Una de sus mayores curiosidades estaba justamente bajo la carrocería. Mientras el Peugeot 205 convencional tenía el motor delantero, el Turbo 16 llevaba un motor turboalimentado ubicado en posición central y contaba con tracción en las cuatro ruedas. En otras palabras, compartía el nombre y parte de la estética con el auto que podía verse todos los días en la calle, pero técnicamente eran vehículos completamente diferentes.
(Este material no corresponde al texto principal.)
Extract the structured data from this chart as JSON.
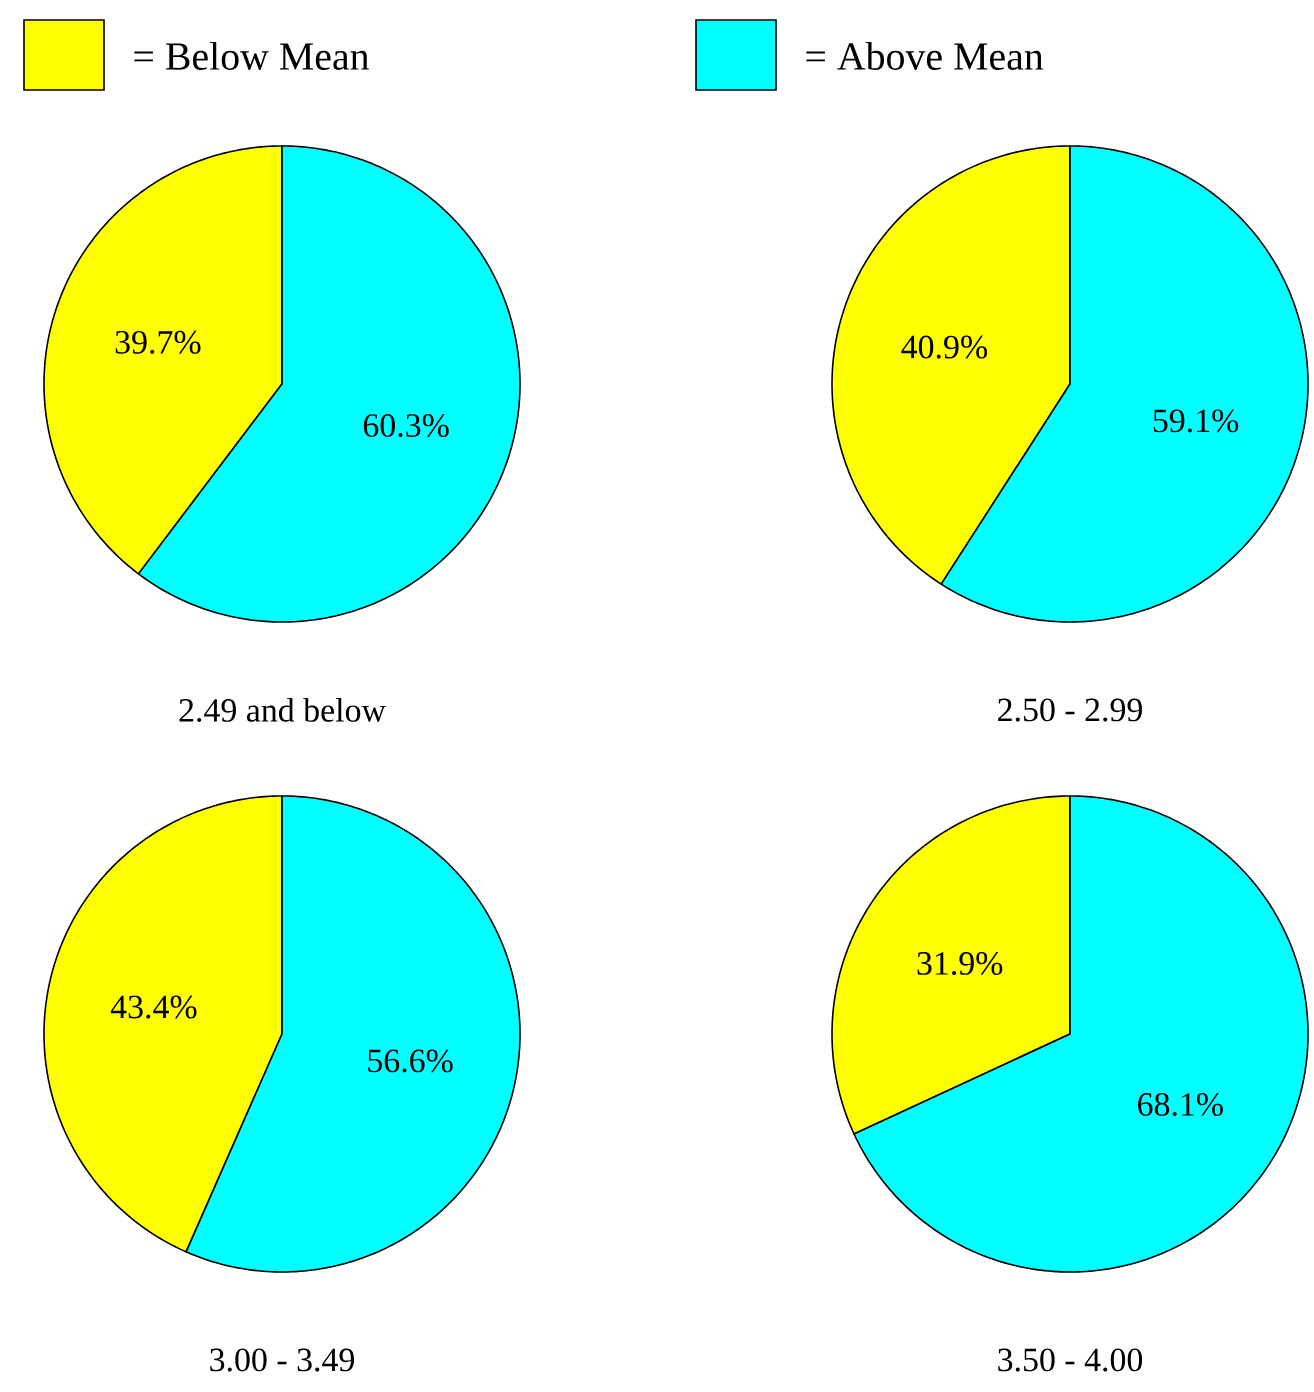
{
  "chart_data": [
    {
      "type": "pie",
      "xlabel": "2.49 and below",
      "categories": [
        "= Below Mean",
        "= Above Mean"
      ],
      "values": [
        39.7,
        60.3
      ],
      "colors": [
        "#ffff00",
        "#00ffff"
      ],
      "value_labels": [
        "39.7%",
        "60.3%"
      ],
      "legend": "top"
    },
    {
      "type": "pie",
      "xlabel": "2.50 - 2.99",
      "categories": [
        null,
        null
      ],
      "values": [
        40.9,
        59.1
      ],
      "colors": [
        "#ffff00",
        "#00ffff"
      ],
      "value_labels": [
        "40.9%",
        "59.1%"
      ]
    },
    {
      "type": "pie",
      "xlabel": "3.00 - 3.49",
      "categories": [
        null,
        null
      ],
      "values": [
        43.4,
        56.6
      ],
      "colors": [
        "#ffff00",
        "#00ffff"
      ],
      "value_labels": [
        "43.4%",
        "56.6%"
      ]
    },
    {
      "type": "pie",
      "xlabel": "3.50 - 4.00",
      "categories": [
        null,
        null
      ],
      "values": [
        31.9,
        68.1
      ],
      "colors": [
        "#ffff00",
        "#00ffff"
      ],
      "value_labels": [
        "31.9%",
        "68.1%"
      ]
    }
  ]
}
Su desarrollo comenzó a principios de los años 80 bajo la dirección de Jean Todt, quien años después se convertiría en una figura clave de Ferrari en la Fórmula 1. Peugeot necesitaba fabricar unidades de calle para cumplir con las exigencias de homologación del Grupo B, una categoría que terminó convirtiéndose en una de las épocas más espectaculares y peligrosas de la historia del automovilismo.


El resultado fue el Peugeot 205 Turbo 16, un auto compacto, liviano y extremadamente potente. Su versión de competición fue evolucionando hasta superar ampliamente los 400 caballos de potencia, combinados con un peso reducido y un sistema de tracción integral que le permitía enfrentarse a terrenos de tierra, nieve y asfalto a velocidades impresionantes.


El proyecto fue todo un éxito. El 205 Turbo 16 se convirtió en uno de los grandes protagonistas del Grupo B y consiguió títulos mundiales para Peugeot en 1985 y 1986, antes de que la categoría fuera prohibida debido a los graves accidentes que marcaron sus últimos años.


Hoy, más de cuatro décadas después de su aparición, el Peugeot 205 Turbo 16 es considerado una pieza de culto. Y quizás su mayor encanto siga siendo el mismo: parecer, a simple vista, un pequeño Peugeot 205 de los años 80, cuando en realidad debajo de esa carrocería se escondía uno de los autos de rally más extremos de su generación.